I cut my teeth on tales of never-say-die grit, impossible generosity and loves that defied death. A grandfather is known for having gifted a brand new Dodge to the family doctor who could not start his own rattletrap in time for a small emergency. A distant relative mourned her husband for sixteen years by wearing white and refusing to step out of the house. I recall watching with a four-year-old’s awe when an uncle smashed his fist through window panes every time he had a fight with his girlfriend. (Well…not so grand a gesture but still…intense!) He also drank a bottle of Dettol once—but that is another story.

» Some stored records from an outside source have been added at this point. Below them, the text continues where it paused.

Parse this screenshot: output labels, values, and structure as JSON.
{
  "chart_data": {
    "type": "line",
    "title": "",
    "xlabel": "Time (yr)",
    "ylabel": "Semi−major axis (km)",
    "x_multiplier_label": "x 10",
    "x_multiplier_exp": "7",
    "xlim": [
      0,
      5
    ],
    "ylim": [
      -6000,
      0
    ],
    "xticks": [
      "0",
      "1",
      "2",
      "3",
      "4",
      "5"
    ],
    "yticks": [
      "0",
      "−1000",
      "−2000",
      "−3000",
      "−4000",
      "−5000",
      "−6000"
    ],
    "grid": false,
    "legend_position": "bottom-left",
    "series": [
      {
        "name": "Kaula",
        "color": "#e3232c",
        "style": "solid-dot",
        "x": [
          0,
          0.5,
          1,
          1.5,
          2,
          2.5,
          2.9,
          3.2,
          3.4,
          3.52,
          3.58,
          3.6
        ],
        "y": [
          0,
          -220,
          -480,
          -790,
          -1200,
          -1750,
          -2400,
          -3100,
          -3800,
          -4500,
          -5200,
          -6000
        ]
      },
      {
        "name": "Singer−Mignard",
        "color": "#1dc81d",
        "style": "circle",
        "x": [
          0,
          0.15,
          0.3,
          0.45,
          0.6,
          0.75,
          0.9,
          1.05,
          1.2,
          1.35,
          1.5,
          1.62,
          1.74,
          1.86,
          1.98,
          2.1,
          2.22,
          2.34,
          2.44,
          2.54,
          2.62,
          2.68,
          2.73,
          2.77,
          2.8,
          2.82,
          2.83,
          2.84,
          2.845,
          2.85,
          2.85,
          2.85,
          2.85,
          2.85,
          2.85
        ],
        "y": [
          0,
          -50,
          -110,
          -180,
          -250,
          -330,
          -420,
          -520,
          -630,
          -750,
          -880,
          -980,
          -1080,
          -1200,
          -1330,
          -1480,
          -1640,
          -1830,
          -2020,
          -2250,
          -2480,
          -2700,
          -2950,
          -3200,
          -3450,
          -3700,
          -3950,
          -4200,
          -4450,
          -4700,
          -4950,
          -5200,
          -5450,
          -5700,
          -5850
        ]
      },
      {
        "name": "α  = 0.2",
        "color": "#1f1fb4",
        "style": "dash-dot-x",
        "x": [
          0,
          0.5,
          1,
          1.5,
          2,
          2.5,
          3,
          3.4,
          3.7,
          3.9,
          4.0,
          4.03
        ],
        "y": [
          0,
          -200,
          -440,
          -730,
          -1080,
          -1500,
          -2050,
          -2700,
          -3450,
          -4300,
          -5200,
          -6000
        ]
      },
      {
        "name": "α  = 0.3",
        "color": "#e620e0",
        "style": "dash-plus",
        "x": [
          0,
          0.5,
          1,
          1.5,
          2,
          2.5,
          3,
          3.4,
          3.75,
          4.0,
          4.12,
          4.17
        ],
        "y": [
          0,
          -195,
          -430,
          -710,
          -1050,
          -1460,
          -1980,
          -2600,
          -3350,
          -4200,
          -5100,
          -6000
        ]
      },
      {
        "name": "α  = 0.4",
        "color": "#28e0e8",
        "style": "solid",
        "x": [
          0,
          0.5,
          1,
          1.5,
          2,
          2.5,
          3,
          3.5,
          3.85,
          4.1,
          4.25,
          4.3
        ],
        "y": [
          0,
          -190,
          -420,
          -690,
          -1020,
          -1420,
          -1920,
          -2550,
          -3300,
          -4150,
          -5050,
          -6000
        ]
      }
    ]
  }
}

Today love with all its passions and pains is now battered down to a diminutive ‘lv’ as its travels in mindless forwards through text messages. The grandeur of sex with all its inherent pining, longing and fulfillment is down to slap-bang and what-did-you-say-your-name-was coupling. And who has the time to wallow in the pleasure-pain of a true-blue heartbreak!
I think human beings have shortchanged all that makes us human. The rat race has shorn us of emotions. So much so that we bury/cremate a parent and go back to work the next day because it would cut into our annual leave. Practicality? Or just a plain mistrust of emotions? A cruel battening down of the heart’s natural reactions?
Emotions—pain, pleasure, love, sorrow, hurt and joy, even anger, are what make human beings rise above the animal plane. They are the warp and weft of life. The tapestry that the heart weaves with a multitude of dark, myriad-hued and glimmering gold and silver threads to create unique patterns of each individual life.
With Mayurkhund I wanted to write about larger than life emotions. A young girl’s lifelong quest for a missing mother. A mother’s story of passion, betrayal and inevitable slide into alcoholism. Grand passions of a dissolute Maharjah. Unrelenting vengeance long in the planning. Generosity and forgiveness. A lifetime of an unspoken love. And what better place to locate them in than Rajasthan with its grand sweep of geography rife with lore and myths that inspire the Rajputs to this day. The long repeated tales of love and valour that still echo in the folk songs and seem to hum in the desert air.
So I have a microcosm in Mayurkhund (Don’t look it up. No such place exists.). It could be any small thikana in the stark vastness of the Thar desert. It has its own mythology and mysteries, its own stories of erstwhile Maharajas and its own ghosts. Its palace, now fallen on stringent times, is still rife with old world loyalties, intrigue and plots and murder conspiracies. Its two Ranis live in an uneasy harmony and its heir apparent has not quite recovered from a coma following a polo fall. Into this closeted milieu comes back Amari who has her own ghosts to lay, her own answers to find and to come to terms with a first intense love that still has the power to topple the construct of her new life in Mumbai.
A larger than life tale with larger than life emotions that ripple across the pages. Mayurkhund has no message to hold out for the reader except that emotions are not something to be ashamed of and to seal away in steel-lined chambers of the heart as we get on with life. They are life itself…in all its fascinating dramatic facets. So go on. Make yourself the larger than life heroine or hero of your own life. Make life larger. Stir in the intensity. Intensify the pallid colours.
Mayurkhund spans two generations to tell the stories of a mother and daughter with sensitivity and an exploration into the psyche of both as they manage the challenging situations that life throws their way.
I think my uncle (the window pane smasher) now settled with his third wife in Toronto would love this book. So would you. Unfortunately, the widow who mourned her husband for sixteen years is now cavorting with him up in the heavens.